Core blimey... When is an AMD CPU core not a CPU core? It's now up to a jury of 12 to decide
A class-action lawsuit against AMD claiming false advertising over its "eight core" FX processors has been given the go-ahead by a California judge.
US district judge Haywood Gilliam last week rejected [PDF] AMD's claim that "a significant majority" of people understood the term "core" the same way it did as "not persuasive."
What tech buyers imagine represents a core when it comes to processors would be a significant part of such a lawsuit, the judge noted, and so AMD's arguments were "premature."
The so-called "eight core" chips contain four Bulldozer modules, the lawsuit notes, and these "sub-processors" each contain a pair of instruction-executing CPU cores. So, four modules times two CPU cores equals, in AMD's mind, eight CPU cores.
And here's the sticking point: these two CPU cores, within a single Bulldozer module, share caches, frontend circuitry, and a single floating point unit (FPU). These shared resources cause bottlenecks that can slow the processor, it is claimed.

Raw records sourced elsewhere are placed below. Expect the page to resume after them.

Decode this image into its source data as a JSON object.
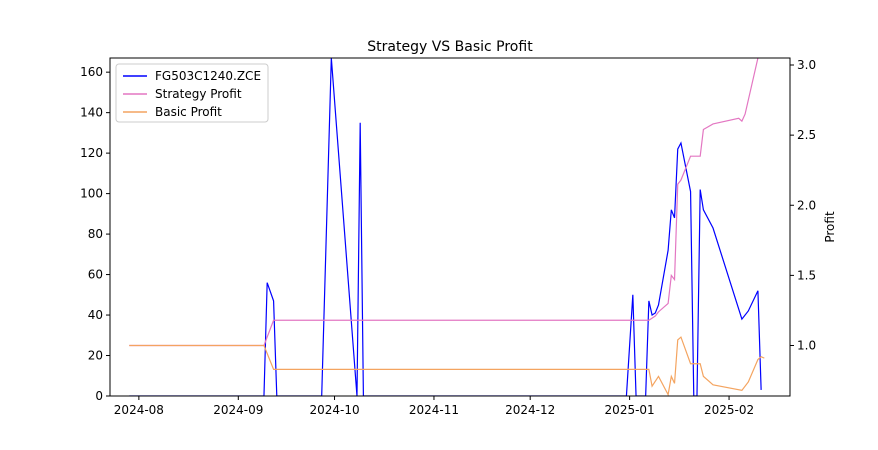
{
  "chart_data": {
    "type": "line",
    "title": "Strategy VS Basic Profit",
    "xlabel": "",
    "ylabel_left": "",
    "ylabel_right": "Profit",
    "x_ticks": [
      "2024-08",
      "2024-09",
      "2024-10",
      "2024-11",
      "2024-12",
      "2025-01",
      "2025-02"
    ],
    "xlim": [
      "2024-07-23",
      "2025-02-20"
    ],
    "y_left_ticks": [
      0,
      20,
      40,
      60,
      80,
      100,
      120,
      140,
      160
    ],
    "ylim_left": [
      0,
      167
    ],
    "y_right_ticks": [
      "1.0",
      "1.5",
      "2.0",
      "2.5",
      "3.0"
    ],
    "ylim_right": [
      0.64,
      3.05
    ],
    "legend": {
      "position": "upper-left",
      "entries": [
        "FG503C1240.ZCE",
        "Strategy Profit",
        "Basic Profit"
      ]
    },
    "series": [
      {
        "name": "FG503C1240.ZCE",
        "axis": "left",
        "color": "#0000ff",
        "points": [
          [
            "2024-07-29",
            0
          ],
          [
            "2024-09-09",
            0
          ],
          [
            "2024-09-10",
            56
          ],
          [
            "2024-09-12",
            47
          ],
          [
            "2024-09-13",
            0
          ],
          [
            "2024-09-27",
            0
          ],
          [
            "2024-09-30",
            167
          ],
          [
            "2024-10-08",
            0
          ],
          [
            "2024-10-09",
            135
          ],
          [
            "2024-10-10",
            0
          ],
          [
            "2024-12-31",
            0
          ],
          [
            "2025-01-02",
            50
          ],
          [
            "2025-01-03",
            0
          ],
          [
            "2025-01-06",
            0
          ],
          [
            "2025-01-07",
            47
          ],
          [
            "2025-01-08",
            40
          ],
          [
            "2025-01-09",
            41
          ],
          [
            "2025-01-10",
            45
          ],
          [
            "2025-01-13",
            72
          ],
          [
            "2025-01-14",
            92
          ],
          [
            "2025-01-15",
            88
          ],
          [
            "2025-01-16",
            122
          ],
          [
            "2025-01-17",
            125
          ],
          [
            "2025-01-20",
            101
          ],
          [
            "2025-01-21",
            0
          ],
          [
            "2025-01-22",
            0
          ],
          [
            "2025-01-23",
            102
          ],
          [
            "2025-01-24",
            92
          ],
          [
            "2025-01-27",
            83
          ],
          [
            "2025-02-05",
            38
          ],
          [
            "2025-02-07",
            42
          ],
          [
            "2025-02-10",
            52
          ],
          [
            "2025-02-11",
            3
          ]
        ]
      },
      {
        "name": "Strategy Profit",
        "axis": "right",
        "color": "#e377c2",
        "points": [
          [
            "2024-07-29",
            1.0
          ],
          [
            "2024-09-09",
            1.0
          ],
          [
            "2024-09-12",
            1.18
          ],
          [
            "2025-01-07",
            1.18
          ],
          [
            "2025-01-09",
            1.21
          ],
          [
            "2025-01-10",
            1.24
          ],
          [
            "2025-01-13",
            1.3
          ],
          [
            "2025-01-14",
            1.5
          ],
          [
            "2025-01-15",
            1.47
          ],
          [
            "2025-01-16",
            2.15
          ],
          [
            "2025-01-17",
            2.18
          ],
          [
            "2025-01-20",
            2.35
          ],
          [
            "2025-01-23",
            2.35
          ],
          [
            "2025-01-24",
            2.54
          ],
          [
            "2025-01-27",
            2.58
          ],
          [
            "2025-02-04",
            2.62
          ],
          [
            "2025-02-05",
            2.6
          ],
          [
            "2025-02-06",
            2.65
          ],
          [
            "2025-02-10",
            3.05
          ]
        ]
      },
      {
        "name": "Basic Profit",
        "axis": "right",
        "color": "#f4a460",
        "points": [
          [
            "2024-07-29",
            1.0
          ],
          [
            "2024-09-09",
            1.0
          ],
          [
            "2024-09-12",
            0.83
          ],
          [
            "2025-01-07",
            0.83
          ],
          [
            "2025-01-08",
            0.71
          ],
          [
            "2025-01-10",
            0.78
          ],
          [
            "2025-01-13",
            0.65
          ],
          [
            "2025-01-14",
            0.78
          ],
          [
            "2025-01-15",
            0.73
          ],
          [
            "2025-01-16",
            1.04
          ],
          [
            "2025-01-17",
            1.06
          ],
          [
            "2025-01-20",
            0.87
          ],
          [
            "2025-01-23",
            0.87
          ],
          [
            "2025-01-24",
            0.78
          ],
          [
            "2025-01-27",
            0.72
          ],
          [
            "2025-02-05",
            0.68
          ],
          [
            "2025-02-07",
            0.74
          ],
          [
            "2025-02-10",
            0.9
          ],
          [
            "2025-02-11",
            0.92
          ],
          [
            "2025-02-12",
            0.91
          ]
        ]
      }
    ]
  }
}
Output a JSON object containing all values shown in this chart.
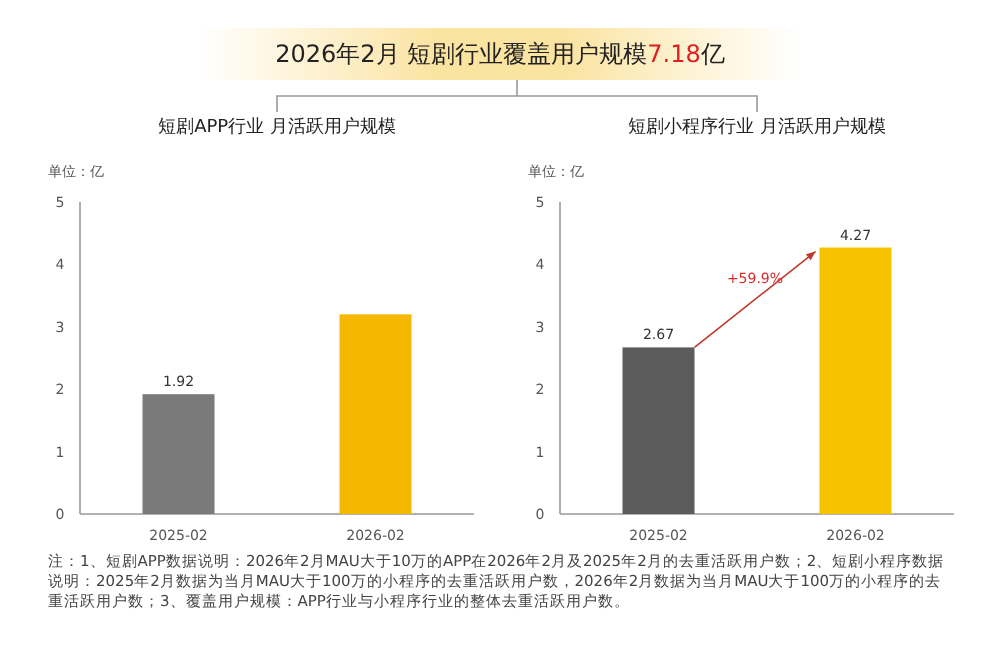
{
  "chart_data": [
    {
      "type": "other",
      "title": "2026年2月 短剧行业覆盖用户规模7.18亿",
      "annotations": [
        "注：1、短剧APP数据说明：2026年2月MAU大于10万的APP在2026年2月及2025年2月的去重活跃用户数；2、短剧小程序数据说明：2025年2月数据为当月MAU大于100万的小程序的去重活跃用户数，2026年2月数据为当月MAU大于100万的小程序的去重活跃用户数；3、覆盖用户规模：APP行业与小程序行业的整体去重活跃用户数。"
      ]
    },
    {
      "type": "bar",
      "title": "短剧APP行业 月活跃用户规模",
      "ylabel": "单位：亿",
      "categories": [
        "2025-02",
        "2026-02"
      ],
      "values": [
        1.92,
        3.2
      ],
      "colors": [
        "#7a7a7a",
        "#f5b800"
      ],
      "value_labels": [
        "1.92",
        null
      ],
      "ylim": [
        0,
        5
      ],
      "yticks": [
        0,
        1,
        2,
        3,
        4,
        5
      ]
    },
    {
      "type": "bar",
      "title": "短剧小程序行业 月活跃用户规模",
      "ylabel": "单位：亿",
      "categories": [
        "2025-02",
        "2026-02"
      ],
      "values": [
        2.67,
        4.27
      ],
      "colors": [
        "#5c5c5c",
        "#f7c200"
      ],
      "value_labels": [
        "2.67",
        "4.27"
      ],
      "ylim": [
        0,
        5
      ],
      "yticks": [
        0,
        1,
        2,
        3,
        4,
        5
      ],
      "annotations": [
        "+59.9%"
      ]
    }
  ]
}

The plaintiffs, who sued back in 2015, argue that they bought a chip they thought would have eight independent processor cores – the advertising said it was the "first native 8-core desktop processor" – and paid a premium for that.
(Score: 3, Insightful) by takyon on Wednesday January 23 2019, @10:02PM (3 children)
I don't think anyone would have sued and gotten this far if the Bulldozer architecture wasn't such shit and hyped by AMD.
The new 24- and 32-core Threadripper 2 CPUs have potential bandwidth/latency issues for half of the cores, but I don't see any lawsuits.
Nvidia settled [arstechnica.com] a class action lawsuit over GTX 970's VRAM issue.
[SIG] 10/28/2017: Soylent Upgrade v14 [soylentnews.org]
(Score: 2) by The Shire on Wednesday January 23 2019, @10:25PM (2 children)
When buying a processor most folks look to see what the actual benchmarks are before purchase. I agree this architecture has all kinds of flaws that hobble its performance, but it doesn't change the fact that there are 8 instruction executing cores.
(Score: 2) by toddestan on Saturday January 26 2019, @12:13AM (1 child)
Actually, that fact isn't even really true. Because of the shared FPU's, if they are floating point instructions you've only got 4 executing cores.
(Score: 2) by The Shire on Saturday January 26 2019, @09:34PM
Well yes and no. Floating point calculations are only a subset of the total CISC catalog, so depending on how you parse the instruction queue you can have one core running fpu calculations while the other does logic, branching, integer, or memory operations. The whole design is sub optimal to say the least but I would still say it's technically true to call it an 8 core processor, albeit one that sucks for things like coin mining.
Bottom line is "buyer beware". They should have evaluated the performance characteristics before buying it.